Wednesday, April 4, 2012

Noses, Their Sense of Smell and How They Enabled Humans to Take Over the World

Out of all the animals on Earth that we know of, we consider ourselves the most intelligent of the bunch, no matter how much we deride and belittle our fellow humans.  However, what was the innocuous event that enabled the rise of complex brains  in the millions of years that life has existed?

For that answer, we need to look back to 195 million years ago, at the Hadrocodium species, what scientists suppose as the first mammal. Measuring at an adorable inch long and weighing just two grams, this  small shrewlike mammal struggled for existence among the giant thunder lizards (dinosaurs).   This creature needed to have some sort of adaptation that enabled it to compete with not just dinosaurs but Lissamphibians (early amphibians) and sphenodonts (lizard ancestors).

 These early mammals evolved  extremely sensitive and pointed  noses that allowed them to scour the night for bugs and avoid their reptilean predators at all times.  While the skulls of these mammals can barely fit on the average fingernail, their brain size to body volume ratio greatly exceeded that of the fauna around at the time.  
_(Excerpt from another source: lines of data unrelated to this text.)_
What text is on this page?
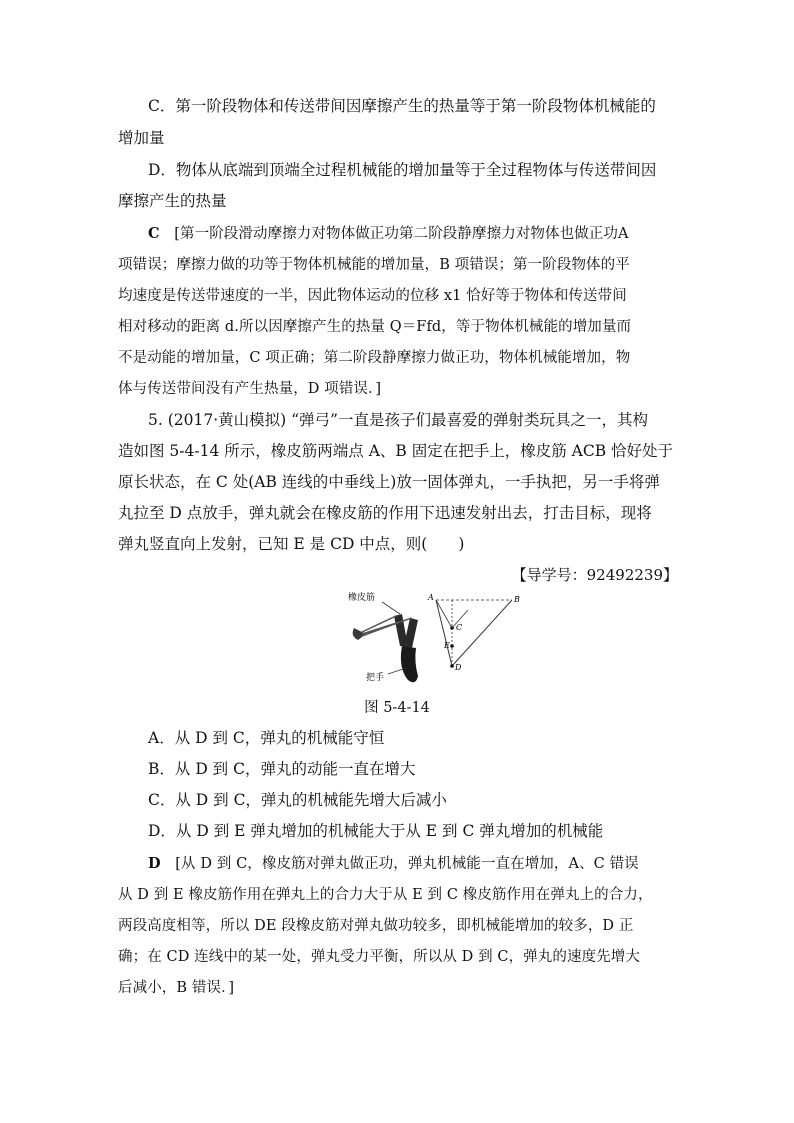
C．第一阶段物体和传送带间因摩擦产生的热量等于第一阶段物体机械能的
增加量
D．物体从底端到顶端全过程机械能的增加量等于全过程物体与传送带间因
摩擦产生的热量
C  [第一阶段滑动摩擦力对物体做正功第二阶段静摩擦力对物体也做正功A
项错误；摩擦力做的功等于物体机械能的增加量，B 项错误；第一阶段物体的平
均速度是传送带速度的一半，因此物体运动的位移 x1 恰好等于物体和传送带间
相对移动的距离 d.所以因摩擦产生的热量 Q＝Ffd，等于物体机械能的增加量而
不是动能的增加量，C 项正确；第二阶段静摩擦力做正功，物体机械能增加，物
体与传送带间没有产生热量，D 项错误．]
5. (2017·黄山模拟) “弹弓”一直是孩子们最喜爱的弹射类玩具之一，其构
造如图 5-4-14 所示，橡皮筋两端点 A、B 固定在把手上，橡皮筋 ACB 恰好处于
原长状态，在 C 处(AB 连线的中垂线上)放一固体弹丸，一手执把，另一手将弹
丸拉至 D 点放手，弹丸就会在橡皮筋的作用下迅速发射出去，打击目标，现将
弹丸竖直向上发射，已知 E 是 CD 中点，则(　　)
【导学号：92492239】
橡皮筋
把手
A	B
C
E
D
图 5-4-14
A．从 D 到 C，弹丸的机械能守恒
B．从 D 到 C，弹丸的动能一直在增大
C．从 D 到 C，弹丸的机械能先增大后减小
D．从 D 到 E 弹丸增加的机械能大于从 E 到 C 弹丸增加的机械能
D  [从 D 到 C，橡皮筋对弹丸做正功，弹丸机械能一直在增加，A、C 错误
从 D 到 E 橡皮筋作用在弹丸上的合力大于从 E 到 C 橡皮筋作用在弹丸上的合力，
两段高度相等，所以 DE 段橡皮筋对弹丸做功较多，即机械能增加的较多，D 正
确；在 CD 连线中的某一处，弹丸受力平衡，所以从 D 到 C，弹丸的速度先增大
后减小，B 错误．]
Using endocasts (inner cast of hollow objects: in this case, the shrew-like skull), Dr Timothy Rowe observed " enlarged olfactory bulbs, neocortex, pyriform cortex, and cerebellum" in the brain of the Hadocodium.  In essence, the Hadrocodium's nose required a great deal of processing power, encouraging the selection of larger and more complex structures of the brain.

It would not be an exaggeration to say that the usefulness of the nose paved the way for selection for larger brains, which in turn, eventually paved the path for humanity's birth. 

Rowe, T., Macrini, T.E., and Luo, Z.-X. 2011. Fossil evidence on origin of the mammalian brain (Science, 332, 955-957):

Vastag, Brian. "Mammals Win by a Nose: Sense of Smell Drove Evolution of Big Brains."


  1. So mammals have had proportionally larger brains since they first evolved? Neat, although I think it's interesting that increased intelligence wasn't enough to outcompete the dinosaurs since mammals didn't begin dominate till well after the dinosaurs went extinct.

  2. Interesting! But, our olfactory organs pale in comparison to most other mammals, nay, most other animals. If noses are what got mammals on the up-and-up, how did our primitive sense of smell help us? Or could've have hurt us (i.e. not alerted us to predators, the way noses do for other mammals)? Did we once have large noses, elevating us to the pinnacle of a food web, and then once we'd advanced enough, the sensitivities of our noses were lost in favor of more brain matter rewired for analytical thinking?

    1. I actually have no idea about the variability of noses in the human race, but I do know that the the primate family eschewed a sensitive sense of smell for the wonders of sight. Visual acuity, contrast and motion sensitivity had greater effects in allowing for better adaptation to a variety of environments and for enhancing diet than smell did.